Hussein, A. KAP 6-8. Flashcards
TEC?
Transferable emissions credits.
- Pollution right?
A credit, consist of a unit (tons/year) of a specific pollutant.
- Grandfathering principle?
Credits are related to size of firms historical level of emissions. Only have to pay for additional credits they need. New firms need to pay for all credits.
- Bubble Policy?
Company with several sources, factory can treat all as a single one = can emit more than others. Factory remains within emission standards + don’t need to meet standard for each source.
- Banking Policy?
Pollution credits can be saved for later use, when needed.
- Market power?
Old firms can refuse to sell to new firms, limit competition & a barrier to enter market.
- Relocation effect?
Risk that firm sell/not buy credits & move factory to less regulated area/country.
- Hot-spots?
High local concentration of pollution. Firms with many factorys, can choose to emit bigger amounts in 1 location by offset it by reduction in another location.
- What is TEC?
A market based pollution control & policy instrument. A artificial market for pollution rights, traded. Credit = permit of unit of X pollution.
- Porter Hypothesis?
That regulations force firms to become more productive & innovative.
- Market pricing?
Env improvement causes in/decrease in real in/outputs.
Timber /minerals = market goods.
Decrease in extraction of raw materials = measure loss in C Surplus.
Also a opportunity cost included.
- Willingness to pay?
Maximum amount of $$ that member are WTP for improvment in env or reduce x/damage.
Wtp= area under MDC curve.
WTA?
Minimum monetary compensation that member need to accept Env projects.
- Revealed Preference?
WTP = by observing ‘actually purchasing behavior of resource users, in real-market.

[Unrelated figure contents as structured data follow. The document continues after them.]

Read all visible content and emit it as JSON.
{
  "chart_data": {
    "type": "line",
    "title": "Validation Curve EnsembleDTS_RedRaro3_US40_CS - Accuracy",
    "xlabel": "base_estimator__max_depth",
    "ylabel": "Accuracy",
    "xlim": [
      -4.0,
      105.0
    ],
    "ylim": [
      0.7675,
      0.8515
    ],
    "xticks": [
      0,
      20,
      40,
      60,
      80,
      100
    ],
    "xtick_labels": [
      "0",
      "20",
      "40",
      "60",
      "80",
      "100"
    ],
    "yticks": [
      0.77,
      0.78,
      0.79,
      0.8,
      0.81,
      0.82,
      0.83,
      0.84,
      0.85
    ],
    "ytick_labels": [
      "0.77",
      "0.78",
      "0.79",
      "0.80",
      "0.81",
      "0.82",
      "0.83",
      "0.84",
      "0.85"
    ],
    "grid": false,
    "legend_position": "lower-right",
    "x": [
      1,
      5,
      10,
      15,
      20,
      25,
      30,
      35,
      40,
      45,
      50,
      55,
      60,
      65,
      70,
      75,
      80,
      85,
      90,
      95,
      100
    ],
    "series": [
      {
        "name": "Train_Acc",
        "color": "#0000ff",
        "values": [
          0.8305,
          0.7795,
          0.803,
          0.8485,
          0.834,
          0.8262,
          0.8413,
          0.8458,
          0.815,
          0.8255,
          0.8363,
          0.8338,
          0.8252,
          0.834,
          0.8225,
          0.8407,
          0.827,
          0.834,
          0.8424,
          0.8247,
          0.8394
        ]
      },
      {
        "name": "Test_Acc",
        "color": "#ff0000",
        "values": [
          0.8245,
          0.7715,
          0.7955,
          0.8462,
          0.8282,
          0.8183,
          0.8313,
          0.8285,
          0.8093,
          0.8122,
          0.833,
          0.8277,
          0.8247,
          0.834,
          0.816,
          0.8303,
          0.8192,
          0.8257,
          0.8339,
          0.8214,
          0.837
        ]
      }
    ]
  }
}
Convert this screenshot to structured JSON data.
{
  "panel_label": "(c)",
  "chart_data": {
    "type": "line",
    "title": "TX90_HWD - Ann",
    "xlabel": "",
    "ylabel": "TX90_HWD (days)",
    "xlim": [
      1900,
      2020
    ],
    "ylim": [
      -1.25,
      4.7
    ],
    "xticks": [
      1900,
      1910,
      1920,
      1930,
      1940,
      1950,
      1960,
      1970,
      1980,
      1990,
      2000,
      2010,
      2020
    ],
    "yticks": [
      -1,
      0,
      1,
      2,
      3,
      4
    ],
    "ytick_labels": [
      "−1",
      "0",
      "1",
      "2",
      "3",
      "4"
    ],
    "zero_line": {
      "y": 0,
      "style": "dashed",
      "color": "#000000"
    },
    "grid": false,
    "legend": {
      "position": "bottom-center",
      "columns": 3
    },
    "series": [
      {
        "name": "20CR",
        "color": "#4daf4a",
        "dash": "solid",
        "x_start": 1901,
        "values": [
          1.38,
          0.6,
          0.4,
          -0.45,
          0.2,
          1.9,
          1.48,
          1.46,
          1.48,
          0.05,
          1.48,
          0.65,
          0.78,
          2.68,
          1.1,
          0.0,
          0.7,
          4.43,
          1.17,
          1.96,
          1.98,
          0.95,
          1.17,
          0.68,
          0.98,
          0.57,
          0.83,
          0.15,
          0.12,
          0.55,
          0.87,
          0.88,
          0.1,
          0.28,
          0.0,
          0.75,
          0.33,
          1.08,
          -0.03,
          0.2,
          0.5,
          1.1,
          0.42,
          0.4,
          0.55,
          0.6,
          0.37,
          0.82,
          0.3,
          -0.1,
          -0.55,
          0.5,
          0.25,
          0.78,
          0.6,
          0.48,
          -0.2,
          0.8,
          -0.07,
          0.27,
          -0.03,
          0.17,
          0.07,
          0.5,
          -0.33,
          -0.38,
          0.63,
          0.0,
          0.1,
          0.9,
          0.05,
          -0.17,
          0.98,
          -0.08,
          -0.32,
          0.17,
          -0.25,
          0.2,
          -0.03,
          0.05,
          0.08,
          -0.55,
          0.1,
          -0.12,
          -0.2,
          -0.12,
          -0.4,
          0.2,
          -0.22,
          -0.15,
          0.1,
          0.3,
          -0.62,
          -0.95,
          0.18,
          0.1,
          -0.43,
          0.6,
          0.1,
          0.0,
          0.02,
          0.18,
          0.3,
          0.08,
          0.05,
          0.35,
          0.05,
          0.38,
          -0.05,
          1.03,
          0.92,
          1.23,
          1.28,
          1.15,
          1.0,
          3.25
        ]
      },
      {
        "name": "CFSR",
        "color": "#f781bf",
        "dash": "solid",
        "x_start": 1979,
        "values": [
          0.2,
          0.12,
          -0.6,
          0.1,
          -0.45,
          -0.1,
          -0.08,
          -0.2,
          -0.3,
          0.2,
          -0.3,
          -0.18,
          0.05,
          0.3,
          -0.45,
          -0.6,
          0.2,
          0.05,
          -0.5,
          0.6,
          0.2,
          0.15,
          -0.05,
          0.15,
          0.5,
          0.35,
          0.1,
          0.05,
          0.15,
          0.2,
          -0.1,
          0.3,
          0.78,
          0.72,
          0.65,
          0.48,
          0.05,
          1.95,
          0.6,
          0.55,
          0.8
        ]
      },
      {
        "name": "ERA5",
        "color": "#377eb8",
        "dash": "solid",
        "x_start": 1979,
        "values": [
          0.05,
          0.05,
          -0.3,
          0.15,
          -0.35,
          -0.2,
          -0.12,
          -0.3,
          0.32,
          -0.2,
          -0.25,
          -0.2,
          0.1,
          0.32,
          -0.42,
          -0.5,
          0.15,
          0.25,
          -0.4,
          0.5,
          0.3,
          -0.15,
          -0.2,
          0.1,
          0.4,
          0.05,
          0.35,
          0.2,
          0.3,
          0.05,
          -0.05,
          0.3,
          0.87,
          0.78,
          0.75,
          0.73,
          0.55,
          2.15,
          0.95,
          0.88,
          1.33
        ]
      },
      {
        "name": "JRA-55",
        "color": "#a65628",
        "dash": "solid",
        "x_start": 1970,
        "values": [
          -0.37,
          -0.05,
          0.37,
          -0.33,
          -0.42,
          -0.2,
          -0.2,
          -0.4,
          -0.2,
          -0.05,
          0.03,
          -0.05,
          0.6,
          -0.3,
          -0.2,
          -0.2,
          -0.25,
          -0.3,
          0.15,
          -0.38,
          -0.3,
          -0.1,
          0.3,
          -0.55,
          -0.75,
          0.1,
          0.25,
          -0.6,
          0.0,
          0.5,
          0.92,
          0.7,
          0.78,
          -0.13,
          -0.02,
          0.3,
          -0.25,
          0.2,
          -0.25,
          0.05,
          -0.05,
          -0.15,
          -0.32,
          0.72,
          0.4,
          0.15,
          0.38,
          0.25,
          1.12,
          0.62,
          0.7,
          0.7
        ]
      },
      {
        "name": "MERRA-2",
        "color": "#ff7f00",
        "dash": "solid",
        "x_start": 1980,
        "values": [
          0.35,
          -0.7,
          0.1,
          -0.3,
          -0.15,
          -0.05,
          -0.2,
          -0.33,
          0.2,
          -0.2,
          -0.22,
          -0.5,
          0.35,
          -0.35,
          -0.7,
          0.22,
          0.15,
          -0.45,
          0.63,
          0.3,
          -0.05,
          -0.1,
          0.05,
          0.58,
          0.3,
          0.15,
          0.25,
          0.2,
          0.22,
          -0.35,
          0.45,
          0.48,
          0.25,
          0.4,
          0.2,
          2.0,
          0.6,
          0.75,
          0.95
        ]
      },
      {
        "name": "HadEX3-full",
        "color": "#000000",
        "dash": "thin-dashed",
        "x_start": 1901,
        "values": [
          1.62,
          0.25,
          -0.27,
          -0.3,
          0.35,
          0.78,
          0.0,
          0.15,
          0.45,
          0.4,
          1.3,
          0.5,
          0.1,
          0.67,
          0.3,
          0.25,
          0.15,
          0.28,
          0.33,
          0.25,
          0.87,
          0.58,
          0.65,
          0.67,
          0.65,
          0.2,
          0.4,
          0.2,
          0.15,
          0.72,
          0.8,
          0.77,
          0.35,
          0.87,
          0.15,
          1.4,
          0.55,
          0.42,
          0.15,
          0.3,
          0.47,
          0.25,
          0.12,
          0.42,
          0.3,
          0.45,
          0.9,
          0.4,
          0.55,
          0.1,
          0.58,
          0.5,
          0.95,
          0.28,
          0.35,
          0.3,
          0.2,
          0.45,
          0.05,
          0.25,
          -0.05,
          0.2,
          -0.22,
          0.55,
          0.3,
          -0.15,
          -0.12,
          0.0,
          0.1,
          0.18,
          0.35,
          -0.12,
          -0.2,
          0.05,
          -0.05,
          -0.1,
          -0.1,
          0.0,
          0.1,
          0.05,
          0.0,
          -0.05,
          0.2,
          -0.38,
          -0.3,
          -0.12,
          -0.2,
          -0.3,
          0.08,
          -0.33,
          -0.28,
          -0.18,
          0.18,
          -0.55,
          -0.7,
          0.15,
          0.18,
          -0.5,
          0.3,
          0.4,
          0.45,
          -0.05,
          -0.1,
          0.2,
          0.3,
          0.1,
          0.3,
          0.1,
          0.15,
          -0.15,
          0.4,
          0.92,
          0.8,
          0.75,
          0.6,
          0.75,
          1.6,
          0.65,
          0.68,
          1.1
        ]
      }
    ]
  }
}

Used in:
Market pricing
Hedonic pricing
Household production
Aversive expenditures
Travel cost
- Consumers Surplus?
Diff between what C are WTP & what they actually pays for X in a market.
- Replacement cost?
measure of benefits when damage has been avoided, by improved Env conditions + market value of cost to restore / replace the damage.
- Replacement cost + WTP = ?
Measures gain from avoided damage & replacing lost service. Assuming that public will accept trade-offs between lost & gained due to restoration.